DELÍRIO PERSECUTÓRIO

Por Ulysses Paulino de Albuquerque

 

Escrevi sobre demônios e cientistas neste blog, e agora quero dar nome a um tipo de demônio muito insidioso: o chamado delírio persecutório. Existem vários tipos de transtornos delirantes, e a medicina vem nos últimos anos fazendo um esforço para entender melhor cada um deles. Os delírios podem se manifestar de diferentes formas, e são de uma etiologia que gera muita controvérsia entre os cientistas. Em minha opinião de curioso, um traço que parece marcante neste tipo de delírio em especial, é o mecanismo de autodefesa desenvolvido pelo individuo que o faz responsabilizar fatores externos por seus infortúnios. Mas, alto lá antes de sair rotulando seus vizinhos e colegas de trabalho! O delírio persecutório é uma psicopatologia que se manifesta de forma recorrente e a tal ponto que afeta não só a qualidade de vida do delirante, mas notadamente a qualidade de seus relacionamentos pessoais.

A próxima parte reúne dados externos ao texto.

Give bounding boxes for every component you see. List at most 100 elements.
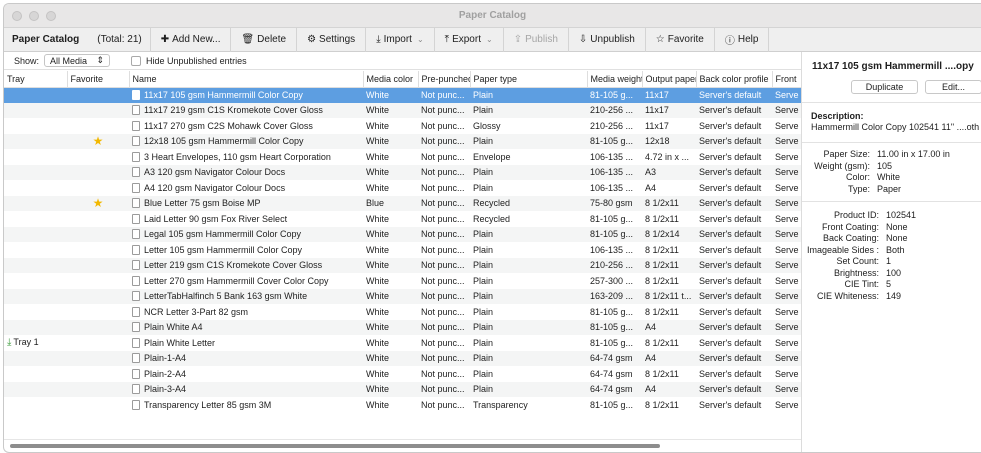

A palavra chave para a questão é o mecanismo de autodefesa. Ao longo de nossas vidas, vamos nos construindo, fortificados pelas experiências, ou combalidos por elas mesmas. Sair vitorioso das experiências que moldam o nosso caráter e estruturam a nossa forma de ver a vida, é algo desejável. Assim, o delírio persecutório também se manifesta, a meu ver, como aquilo que André Kukla, professor da Universidade de Toronto, chama de “Armadilhas Mentais”. “Armadilhas mentais são pensamentos corriqueiros que perturbam nosso bem-estar, desperdiçam nosso tempo e esgotam nossa energia sem realizar nada de valor para nós ou para qualquer outra pessoa”, fala Kukla. A primeira é a persistência que reside em insistir em atividades que já perderam a importância ou não fazem mais sentido, mesmo que nos desagradem. A amplificação é a armadilha que nos faz trabalhar demais para atingir um objetivo. A amplificação reside no exagero, na aplicação de uma dose inadequada de trabalho para uma determinada atividade. Uma armadilha que eu acho interessante é a chamada fixação e que acomete muitos cientistas e estudantes em suas crises de criatividade. É, por exemplo, fixar-se em redigir um parágrafo, mesmo sem inspiração. A pessoa congela e não consegue escrever, nem parte para outra atividade. O contrário da fixação é a reversão, caracterizada por um gasto tremendo de energia para reverter uma situação que não pode ser mudada, é o que Kukla chama da síndrome do “deveria”.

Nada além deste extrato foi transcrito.